Scalable APT Malware Classification via Parallel Feature Extraction and GPU-Accelerated Learning
Noah Subedar, Taeui Kim, Saathwick Venkataramalingam
TL;DR
The study tackles scalable APT malware classification by leveraging opcode sequences extracted from binaries via Ghidra in headless mode, combined with parallel processing and GPU-accelerated learning. It introduces an automated pipeline that builds 1-gram and 2-gram datasets, applies variance-based feature selection, and tests traditional classifiers (SVM, KNN, Decision Tree) alongside a CNN model inspired by Deep Android Malware Detection. Metadata integration enhances classifier performance, with Decision Trees achieving top results on opcode-plus-metadata configurations and CNNs excelling when operating on opcode sequences alone. The results demonstrate feasible, high-throughput opcode-based malware attribution and highlight the trade-offs between traditional ML and deep learning approaches, particularly in the presence or absence of contextual metadata, with GPU acceleration enabling practical training times for large-scale datasets.
Abstract
This paper presents an underlying framework for both automating and accelerating malware classification, more specifically, mapping malicious executables to known Advanced Persistent Threat (APT) groups.
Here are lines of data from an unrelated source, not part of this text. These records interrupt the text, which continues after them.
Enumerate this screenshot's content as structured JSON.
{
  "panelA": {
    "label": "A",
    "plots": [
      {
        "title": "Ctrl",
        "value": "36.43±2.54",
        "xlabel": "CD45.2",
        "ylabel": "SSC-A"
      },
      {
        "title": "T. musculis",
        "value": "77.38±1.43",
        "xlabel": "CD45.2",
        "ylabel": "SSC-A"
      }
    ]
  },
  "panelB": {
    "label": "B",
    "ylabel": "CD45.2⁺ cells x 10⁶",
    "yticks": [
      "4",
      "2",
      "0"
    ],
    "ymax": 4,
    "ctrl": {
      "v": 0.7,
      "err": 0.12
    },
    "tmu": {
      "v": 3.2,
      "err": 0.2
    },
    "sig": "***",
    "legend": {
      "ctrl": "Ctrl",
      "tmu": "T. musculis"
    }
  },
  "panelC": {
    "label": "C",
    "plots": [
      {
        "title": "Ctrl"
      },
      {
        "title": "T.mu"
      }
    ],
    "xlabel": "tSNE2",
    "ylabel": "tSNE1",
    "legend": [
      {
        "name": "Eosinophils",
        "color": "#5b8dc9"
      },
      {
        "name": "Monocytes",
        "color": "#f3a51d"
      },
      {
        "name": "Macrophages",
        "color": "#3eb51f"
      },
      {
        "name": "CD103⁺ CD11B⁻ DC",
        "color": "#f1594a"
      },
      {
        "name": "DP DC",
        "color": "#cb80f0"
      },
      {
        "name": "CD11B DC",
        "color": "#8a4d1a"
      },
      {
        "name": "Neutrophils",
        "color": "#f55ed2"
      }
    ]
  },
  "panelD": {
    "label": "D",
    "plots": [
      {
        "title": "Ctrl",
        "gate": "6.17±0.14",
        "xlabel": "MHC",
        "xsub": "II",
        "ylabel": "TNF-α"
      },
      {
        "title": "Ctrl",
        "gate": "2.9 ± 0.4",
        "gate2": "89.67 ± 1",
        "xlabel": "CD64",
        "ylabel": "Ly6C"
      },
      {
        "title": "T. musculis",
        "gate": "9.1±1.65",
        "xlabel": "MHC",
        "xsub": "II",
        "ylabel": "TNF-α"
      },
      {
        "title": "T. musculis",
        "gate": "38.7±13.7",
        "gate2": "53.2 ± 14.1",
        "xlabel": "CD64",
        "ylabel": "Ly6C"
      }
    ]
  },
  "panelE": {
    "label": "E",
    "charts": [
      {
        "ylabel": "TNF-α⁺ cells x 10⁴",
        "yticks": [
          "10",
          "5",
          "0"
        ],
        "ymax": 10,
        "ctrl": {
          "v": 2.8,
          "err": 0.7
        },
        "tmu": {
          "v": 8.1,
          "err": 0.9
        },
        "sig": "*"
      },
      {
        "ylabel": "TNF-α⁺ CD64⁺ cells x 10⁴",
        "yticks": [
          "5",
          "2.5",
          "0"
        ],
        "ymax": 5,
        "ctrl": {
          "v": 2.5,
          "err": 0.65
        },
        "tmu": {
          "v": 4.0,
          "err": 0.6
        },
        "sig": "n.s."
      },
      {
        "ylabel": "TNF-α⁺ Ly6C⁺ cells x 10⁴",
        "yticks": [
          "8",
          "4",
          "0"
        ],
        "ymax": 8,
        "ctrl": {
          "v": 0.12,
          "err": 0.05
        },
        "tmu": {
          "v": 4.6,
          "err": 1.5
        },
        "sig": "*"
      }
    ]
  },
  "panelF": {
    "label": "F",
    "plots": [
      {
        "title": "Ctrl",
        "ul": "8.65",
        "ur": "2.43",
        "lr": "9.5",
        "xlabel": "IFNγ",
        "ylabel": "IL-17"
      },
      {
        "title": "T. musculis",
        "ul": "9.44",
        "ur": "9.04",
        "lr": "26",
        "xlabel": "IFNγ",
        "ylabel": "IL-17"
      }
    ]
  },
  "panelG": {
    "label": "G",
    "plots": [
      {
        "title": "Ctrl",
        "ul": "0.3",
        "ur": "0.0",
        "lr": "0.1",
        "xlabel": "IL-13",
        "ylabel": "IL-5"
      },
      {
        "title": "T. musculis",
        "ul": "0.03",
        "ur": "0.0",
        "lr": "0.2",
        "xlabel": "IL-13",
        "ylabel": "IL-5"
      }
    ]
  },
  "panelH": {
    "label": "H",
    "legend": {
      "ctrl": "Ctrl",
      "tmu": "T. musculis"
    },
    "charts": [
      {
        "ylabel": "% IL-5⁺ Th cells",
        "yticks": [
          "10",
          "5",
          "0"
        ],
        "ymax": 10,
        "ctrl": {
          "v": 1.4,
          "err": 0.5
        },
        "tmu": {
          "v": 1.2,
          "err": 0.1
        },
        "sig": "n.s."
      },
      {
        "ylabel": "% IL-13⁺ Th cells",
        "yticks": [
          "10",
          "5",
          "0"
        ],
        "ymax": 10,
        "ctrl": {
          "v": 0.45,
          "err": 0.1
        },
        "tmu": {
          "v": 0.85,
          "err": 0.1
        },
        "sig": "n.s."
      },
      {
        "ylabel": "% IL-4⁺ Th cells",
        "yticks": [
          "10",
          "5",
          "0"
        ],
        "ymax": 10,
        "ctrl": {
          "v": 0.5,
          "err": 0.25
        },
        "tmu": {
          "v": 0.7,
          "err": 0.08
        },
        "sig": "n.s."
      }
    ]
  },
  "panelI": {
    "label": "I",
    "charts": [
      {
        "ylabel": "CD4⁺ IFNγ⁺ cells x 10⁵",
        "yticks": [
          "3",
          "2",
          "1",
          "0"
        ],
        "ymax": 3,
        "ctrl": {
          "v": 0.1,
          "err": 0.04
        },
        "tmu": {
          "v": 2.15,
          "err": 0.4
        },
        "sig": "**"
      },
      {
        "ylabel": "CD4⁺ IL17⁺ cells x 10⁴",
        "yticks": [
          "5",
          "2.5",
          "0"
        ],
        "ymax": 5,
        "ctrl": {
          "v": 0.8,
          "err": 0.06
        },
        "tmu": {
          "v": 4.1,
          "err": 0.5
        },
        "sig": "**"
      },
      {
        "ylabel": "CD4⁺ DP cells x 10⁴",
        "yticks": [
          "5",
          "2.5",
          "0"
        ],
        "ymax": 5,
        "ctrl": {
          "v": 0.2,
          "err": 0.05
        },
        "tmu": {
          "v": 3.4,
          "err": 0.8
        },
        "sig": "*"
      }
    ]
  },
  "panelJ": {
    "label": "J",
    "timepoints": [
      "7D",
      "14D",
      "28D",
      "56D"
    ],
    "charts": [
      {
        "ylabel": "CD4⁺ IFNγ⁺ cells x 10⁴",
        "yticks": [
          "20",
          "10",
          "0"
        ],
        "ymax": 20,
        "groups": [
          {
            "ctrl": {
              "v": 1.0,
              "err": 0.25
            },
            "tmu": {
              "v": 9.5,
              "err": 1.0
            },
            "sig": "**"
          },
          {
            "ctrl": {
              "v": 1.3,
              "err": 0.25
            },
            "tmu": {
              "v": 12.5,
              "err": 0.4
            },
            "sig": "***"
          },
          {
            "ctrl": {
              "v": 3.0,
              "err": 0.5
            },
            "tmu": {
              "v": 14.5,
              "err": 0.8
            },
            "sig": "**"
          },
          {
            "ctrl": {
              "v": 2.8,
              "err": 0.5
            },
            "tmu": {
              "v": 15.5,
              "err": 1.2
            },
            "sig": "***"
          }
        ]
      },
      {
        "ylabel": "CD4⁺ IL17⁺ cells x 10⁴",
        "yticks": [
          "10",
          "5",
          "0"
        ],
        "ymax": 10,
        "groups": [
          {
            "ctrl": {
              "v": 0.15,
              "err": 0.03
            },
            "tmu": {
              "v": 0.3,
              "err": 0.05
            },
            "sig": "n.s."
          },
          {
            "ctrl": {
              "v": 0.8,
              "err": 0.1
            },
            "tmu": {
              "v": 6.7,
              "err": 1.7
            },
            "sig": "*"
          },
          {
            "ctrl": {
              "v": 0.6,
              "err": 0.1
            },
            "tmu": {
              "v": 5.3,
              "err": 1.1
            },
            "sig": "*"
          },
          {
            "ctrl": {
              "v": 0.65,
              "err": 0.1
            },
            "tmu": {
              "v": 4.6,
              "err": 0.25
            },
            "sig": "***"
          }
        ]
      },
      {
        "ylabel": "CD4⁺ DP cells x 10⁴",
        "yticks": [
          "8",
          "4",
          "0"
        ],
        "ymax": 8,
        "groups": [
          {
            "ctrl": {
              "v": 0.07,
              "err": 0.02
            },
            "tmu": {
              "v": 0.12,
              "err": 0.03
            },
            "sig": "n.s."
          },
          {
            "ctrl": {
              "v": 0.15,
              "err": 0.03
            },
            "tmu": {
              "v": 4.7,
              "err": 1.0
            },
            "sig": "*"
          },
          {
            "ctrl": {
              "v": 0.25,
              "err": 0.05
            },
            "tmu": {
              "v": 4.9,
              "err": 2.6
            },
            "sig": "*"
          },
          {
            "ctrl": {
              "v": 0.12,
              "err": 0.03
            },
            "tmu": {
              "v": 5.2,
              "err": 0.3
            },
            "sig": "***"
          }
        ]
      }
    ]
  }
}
The main feature of this analysis is the assembly-level instructions present in executables which are also known as opcodes. The collection of such opcodes on many malicious samples is a lengthy process; hence, open-source reverse engineering tools are used in tandem with scripts that leverage parallel computing to analyze multiple files at once. Traditional and deep learning models are applied to create models capable of classifying malware samples. One-gram and two-gram datasets are constructed and used to train models such as SVM, KNN, and Decision Tree; however, they struggle to provide adequate results without relying on metadata to support n-gram sequences. The computational limitations of such models are overcome with convolutional neural networks (CNNs) and heavily accelerated using graphical compute unit (GPU) resources.